The Trump administration has undertaken numerous efforts to limit immigration into the United States, including by instituting travel bans, lowering the number of refugees allowed in, and restricting some legal immigration, just to name a few. The latest effort, however, targets a particularly vulnerable group of people arriving at the U.S. border. President Donald Trump's memo would change the policy for asylum seekers in a significant way, even going so far as to require asylum seekers to pay a fee in order to have their cases considered.

“The purpose of this memorandum is to strengthen asylum procedures to safeguard our system against rampant abuse of our asylum process,” Trump said about the memo, which he sent to acting Homeland Security Secretary Kevin McAleenan and Attorney General William Barr, according to The New York Times.

Bustle has reached out to the White House, the Department of Homeland Security, and the Department of Justice for comment.

While Congress is the body that sets asylum policy, the memo directs the Department of Homeland Security and the Department of Justice to write a set of new proposals on asylum law, according to CNN. Specifically, the changes laid out in the memo include charging a fee for applicants requesting asylum or work permits, requiring that all cases be processed in 180 days, and blocking any applicants who have ever entered the United States without documents from getting the right to work until they've actually been granted asylum, CNN wrote.

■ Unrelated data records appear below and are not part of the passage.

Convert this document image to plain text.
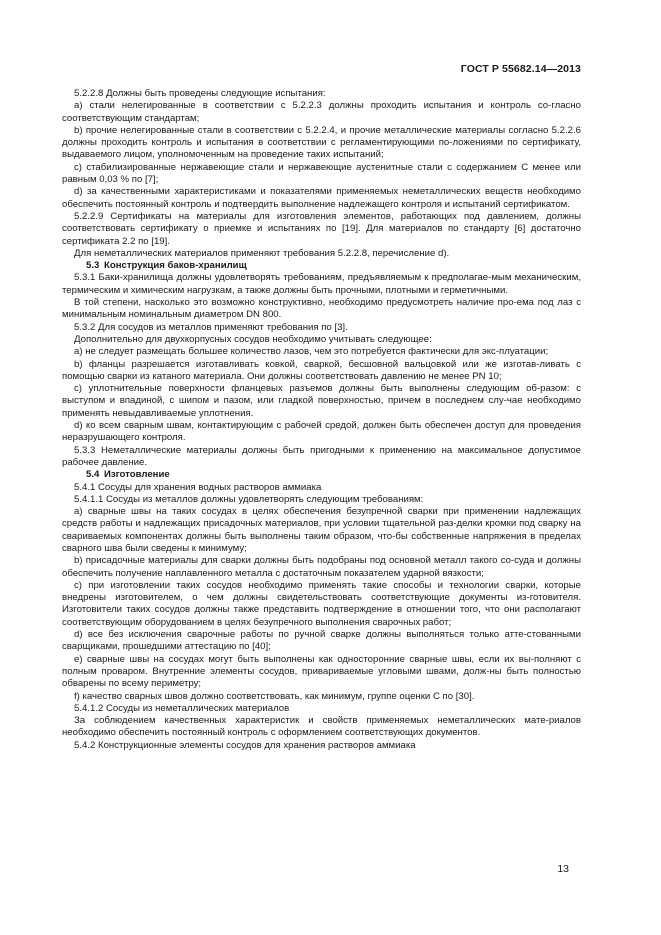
ГОСТ Р 55682.14—2013

5.2.2.8 Должны быть проведены следующие испытания:

a) стали нелегированные в соответствии с 5.2.2.3 должны проходить испытания и контроль со-гласно соответствующим стандартам;

b) прочие нелегированные стали в соответствии с 5.2.2.4, и прочие металлические материалы согласно 5.2.2.6 должны проходить контроль и испытания в соответствии с регламентирующими по-ложениями по сертификату, выдаваемого лицом, уполномоченным на проведение таких испытаний;

c) стабилизированные нержавеющие стали и нержавеющие аустенитные стали с содержанием C менее или равным 0,03 % по [7];

d) за качественными характеристиками и показателями применяемых неметаллических веществ необходимо обеспечить постоянный контроль и подтвердить выполнение надлежащего контроля и испытаний сертификатом.

5.2.2.9 Сертификаты на материалы для изготовления элементов, работающих под давлением, должны соответствовать сертификату о приемке и испытаниях по [19]. Для материалов по стандарту [6] достаточно сертификата 2.2 по [19].

Для неметаллических материалов применяют требования 5.2.2.8, перечисление d).

5.3 Конструкция баков-хранилищ

5.3.1 Баки-хранилища должны удовлетворять требованиям, предъявляемым к предполагае-мым механическим, термическим и химическим нагрузкам, а также должны быть прочными, плотными и герметичными.

В той степени, насколько это возможно конструктивно, необходимо предусмотреть наличие про-ема под лаз с минимальным номинальным диаметром DN 800.

5.3.2 Для сосудов из металлов применяют требования по [3].

Дополнительно для двухкорпусных сосудов необходимо учитывать следующее:

a) не следует размещать большее количество лазов, чем это потребуется фактически для экс-плуатации;

b) фланцы разрешается изготавливать ковкой, сваркой, бесшовной вальцовкой или же изготав-ливать с помощью сварки из катаного материала. Они должны соответствовать давлению не менее PN 10;

c) уплотнительные поверхности фланцевых разъемов должны быть выполнены следующим об-разом: с выступом и впадиной, с шипом и пазом, или гладкой поверхностью, причем в последнем слу-чае необходимо применять невыдавливаемые уплотнения.

d) ко всем сварным швам, контактирующим с рабочей средой, должен быть обеспечен доступ для проведения неразрушающего контроля.

5.3.3 Неметаллические материалы должны быть пригодными к применению на максимальное допустимое рабочее давление.

5.4 Изготовление

5.4.1 Сосуды для хранения водных растворов аммиака

5.4.1.1 Сосуды из металлов должны удовлетворять следующим требованиям:

a) сварные швы на таких сосудах в целях обеспечения безупречной сварки при применении надлежащих средств работы и надлежащих присадочных материалов, при условии тщательной раз-делки кромки под сварку на свариваемых компонентах должны быть выполнены таким образом, что-бы собственные напряжения в пределах сварного шва были сведены к минимуму;

b) присадочные материалы для сварки должны быть подобраны под основной металл такого со-суда и должны обеспечить получение наплавленного металла с достаточным показателем ударной вязкости;

c) при изготовлении таких сосудов необходимо применять такие способы и технологии сварки, которые внедрены изготовителем, о чем должны свидетельствовать соответствующие документы из-готовителя. Изготовители таких сосудов должны также представить подтверждение в отношении того, что они располагают соответствующим оборудованием в целях безупречного выполнения сварочных работ;

d) все без исключения сварочные работы по ручной сварке должны выполняться только атте-стованными сварщиками, прошедшими аттестацию по [40];

e) сварные швы на сосудах могут быть выполнены как односторонние сварные швы, если их вы-полняют с полным проваром. Внутренние элементы сосудов, привариваемые угловыми швами, долж-ны быть полностью обварены по всему периметру;

f) качество сварных швов должно соответствовать, как минимум, группе оценки C по [30].

5.4.1.2 Сосуды из неметаллических материалов

За соблюдением качественных характеристик и свойств применяемых неметаллических мате-риалов необходимо обеспечить постоянный контроль с оформлением соответствующих документов.

5.4.2 Конструкционные элементы сосудов для хранения растворов аммиака

13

Currently, applying for asylum doesn't require a fee and applicants are allowed to work while their case is processed, according to USA Today. Trump's critics, USA Today wrote, say that requiring a fee and preventing some applicants from working would push the already vulnerable asylum seekers into an even more vulnerable position, and could even make the process impossible for some. Across the globe, very few countries charge fees for asylum seekers, according to the Library of Congress website.

The majority of people coming to the United States seeking asylum are coming with little more than the shirts on their back,” said Victoria Neilson, a former U.S. Citizenship and Immigration Services official, according to The Guardian.

Asylum applicants now currently have to wait an average of two years before their cases are processed, but they're allowed to stay in the United States and can also apply for permits to legally work during most of that time, according to The New York Times. As BuzzFeed News reported earlier in April, however, the administration was already pushing to make asylum applicants wait much longer before they could apply for a work permit. The new proposal would force them to wait a full year, meaning that they would have to have a different way of supporting themselves in the meantime.

By making the majority of arriving asylum seekers ineligible for employment authorization, charging migrants to apply for asylum, and taking away other forms of relief," Migration Policy Institute analyst Sarah Pierce told BuzzFeed News, "the administration is trying to deter future asylum seekers from arriving at the US border, limit how many can apply for asylum, and limit how many ultimately get to stay in the United States.”